An early inspiration was Ed Mazria, who started the 2030 Project, which hoped to make all architecture sustainable by 2030.
“He opened my eyes to what an impact architecture and buildings have on the environment and therefore how much we can change by being more thoughtful about how we design,” noted Shively.
In addition, Shively’s father had asthma, which inspired her to create home interiors free from toxins, mold, dander, allergens and other negative aspects.
“I knew that I wanted to provide a high level of design for clients who wanted to be more sustainable and healthy,” she said.
She lived in Michigan and Montana before moving to the Valley in 1992, when she started her career with Susie Hersker and Design Directives, part of the Interior Studio Group in the Scottsdale Airpark.
Nine years later, she opened Sesshu Design and continued to office with the group until moving to a studio near historic Cattle Track in Scottsdale.
“That experience of working in proximity to four of the best designers in Scottsdale was invaluable. There was always someone who could answer any questions and provide direction when needed,” she recalled. “They were and are like family in many ways.”

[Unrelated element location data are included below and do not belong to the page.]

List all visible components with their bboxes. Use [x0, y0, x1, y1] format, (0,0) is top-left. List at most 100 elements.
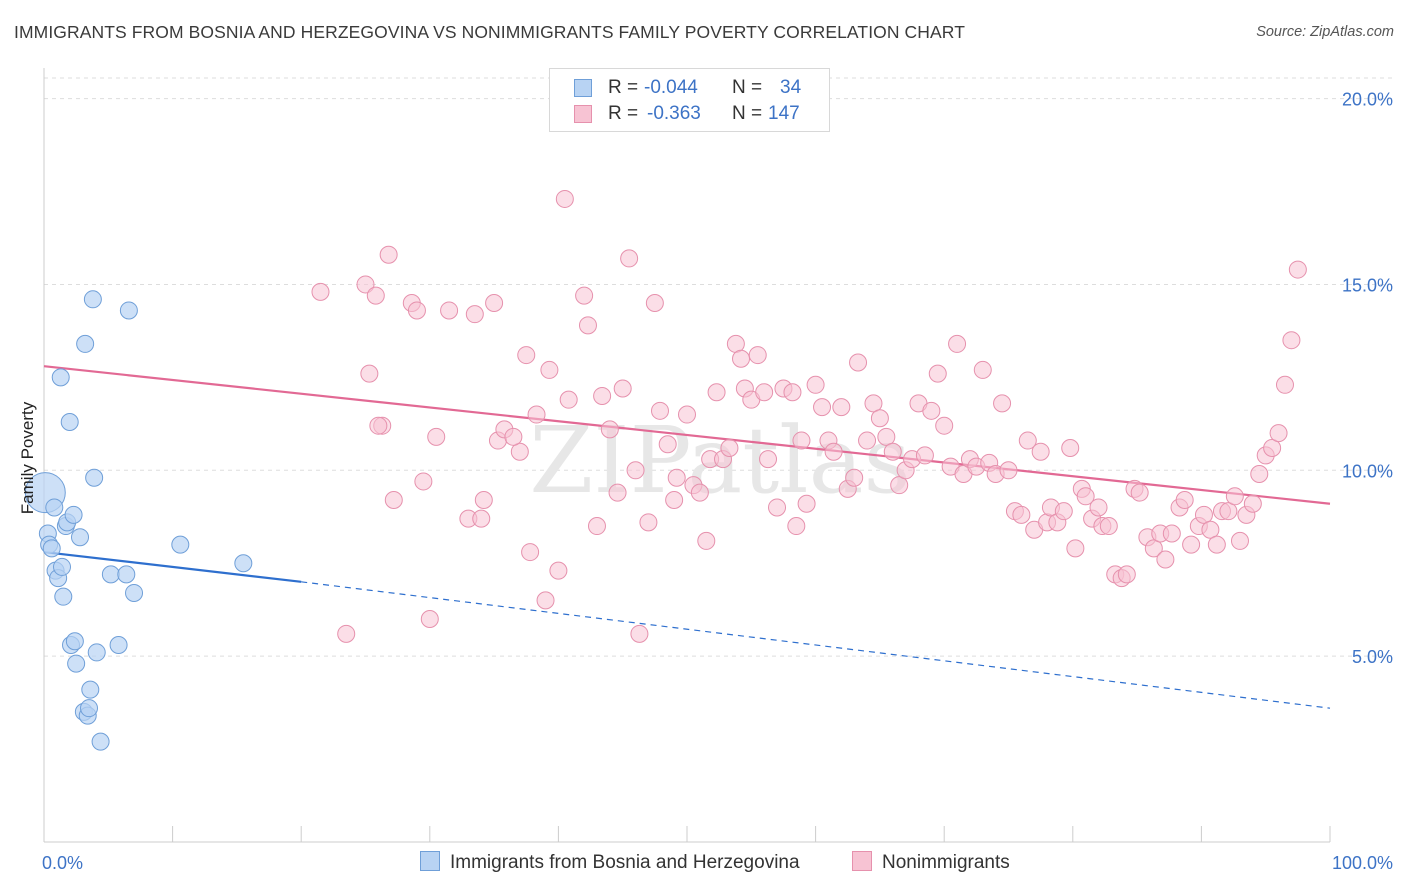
data-point-bosnia — [54, 587, 73, 606]
trend-line-bosnia — [43, 550, 302, 583]
bottom-legend-bosnia: Immigrants from Bosnia and Herzegovina — [420, 851, 800, 877]
bottom-swatch-blue — [420, 851, 440, 871]
y-tick-label: 10.0% — [1342, 461, 1393, 481]
data-point-nonimmigrants — [787, 517, 806, 536]
legend-swatch-blue — [574, 79, 592, 97]
legend-n-label: N = — [732, 77, 763, 98]
data-point-nonimmigrants — [1269, 424, 1288, 443]
data-point-nonimmigrants — [915, 446, 934, 465]
legend-r-value: -0.044 — [644, 77, 698, 98]
source-label: Source: ZipAtlas.com — [1256, 24, 1394, 40]
data-point-nonimmigrants — [755, 383, 774, 402]
data-point-nonimmigrants — [1263, 438, 1282, 457]
data-point-bosnia — [109, 635, 128, 654]
data-point-nonimmigrants — [845, 468, 864, 487]
data-point-nonimmigrants — [658, 435, 677, 454]
data-point-nonimmigrants — [935, 416, 954, 435]
data-point-bosnia — [117, 565, 136, 584]
data-point-nonimmigrants — [407, 301, 426, 320]
data-point-bosnia — [51, 368, 70, 387]
data-point-bosnia — [81, 680, 100, 699]
data-point-nonimmigrants — [384, 491, 403, 510]
legend-n-value: 34 — [780, 77, 802, 98]
legend-n-value: 147 — [768, 103, 800, 124]
correlation-legend: R = -0.044 N = 34 R = -0.363 N = 147 — [549, 68, 830, 132]
data-point-bosnia — [83, 290, 102, 309]
data-point-nonimmigrants — [792, 431, 811, 450]
data-point-nonimmigrants — [667, 468, 686, 487]
data-point-bosnia — [67, 654, 86, 673]
data-point-nonimmigrants — [366, 286, 385, 305]
data-point-nonimmigrants — [665, 491, 684, 510]
data-point-nonimmigrants — [369, 416, 388, 435]
data-point-nonimmigrants — [414, 472, 433, 491]
data-point-nonimmigrants — [485, 294, 504, 313]
data-point-nonimmigrants — [440, 301, 459, 320]
data-point-nonimmigrants — [1230, 531, 1249, 550]
data-point-bosnia — [71, 528, 90, 547]
data-point-nonimmigrants — [922, 401, 941, 420]
chart-title: IMMIGRANTS FROM BOSNIA AND HERZEGOVINA V… — [14, 22, 966, 42]
data-point-bosnia — [87, 643, 106, 662]
bottom-legend-label: Immigrants from Bosnia and Herzegovina — [450, 852, 800, 873]
data-point-nonimmigrants — [593, 386, 612, 405]
data-point-nonimmigrants — [973, 360, 992, 379]
data-point-nonimmigrants — [1201, 520, 1220, 539]
trend-line-nonimmigrants — [43, 365, 1331, 505]
data-point-nonimmigrants — [600, 420, 619, 439]
data-point-nonimmigrants — [890, 476, 909, 495]
data-point-nonimmigrants — [797, 494, 816, 513]
data-point-nonimmigrants — [732, 349, 751, 368]
data-point-nonimmigrants — [1250, 465, 1269, 484]
data-point-nonimmigrants — [645, 294, 664, 313]
data-point-nonimmigrants — [510, 442, 529, 461]
data-point-bosnia — [101, 565, 120, 584]
data-point-nonimmigrants — [1225, 487, 1244, 506]
data-point-bosnia — [60, 412, 79, 431]
data-point-nonimmigrants — [748, 346, 767, 365]
data-point-bosnia — [65, 632, 84, 651]
trend-lines — [43, 365, 1331, 709]
data-point-nonimmigrants — [813, 398, 832, 417]
data-point-nonimmigrants — [678, 405, 696, 424]
tick-labels: 5.0% 10.0% 15.0% 20.0% 0.0% 100.0% — [42, 90, 1393, 873]
data-point-nonimmigrants — [1031, 442, 1050, 461]
data-point-nonimmigrants — [608, 483, 627, 502]
data-point-nonimmigrants — [768, 498, 787, 517]
data-point-nonimmigrants — [1207, 535, 1226, 554]
data-point-nonimmigrants — [356, 275, 375, 294]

Just after Sesshu opened, LEED for Homes became an option, so she pursued that accreditation, specifically with the Interiors designation.
At the time, her firm focused on recycled or reclaimed materials, such as reclaimed wood floors, for countertops ice stone slab, a terrazzo-type material comprising recycled glass chips, and products such as Kirei board, which is made from recycled wood products.
“We have always used natural fiber carpets and fabrics: including wool, cotton, silk and linen,” she added.
As part of her mission to be responsible to the planet and create “WELL Designed” homes that are eco-conscious, healthy and very livable, she recently founded The Furniture Angel, a nonprofit that helps to keep high-end furniture out of landfills by offering a path to donation and a tax deduction.
“The business really just comes down to a commitment to providing the options and the education about the benefits of using sustainable, healthy products,” said Shively.
Clients, architects and builders praise her commitment to green design and preservation.
Debra Gooding worked with Shively for about eight months during a remodel on a vintage Paradise Valley adobe home built in the 1960s.
“Her exquisite taste and talents proved invaluable in reconstructing this modest smaller home,” she said.
And Doug Edwards, co-principal of The Edwards Design Group in Scottsdale, added, “I have known and worked with many interior designers, and Tanya is definitely the quintessential green designer in the Phoenix area.”
Shively believes that many designers incorrectly believe that sustainable design is too much extra work or that their clients won’t be willing to pay extra for it.
“It is true that many clients are concerned about what it adds to the bottom line, but unless they are wanting LEED certification, then the cost of materials and products on high-end homes is negligible,” she explained. “The advantage is that they are contributing to a healthier home, reducing stress and illness and enhancing well-being for the people in the home.”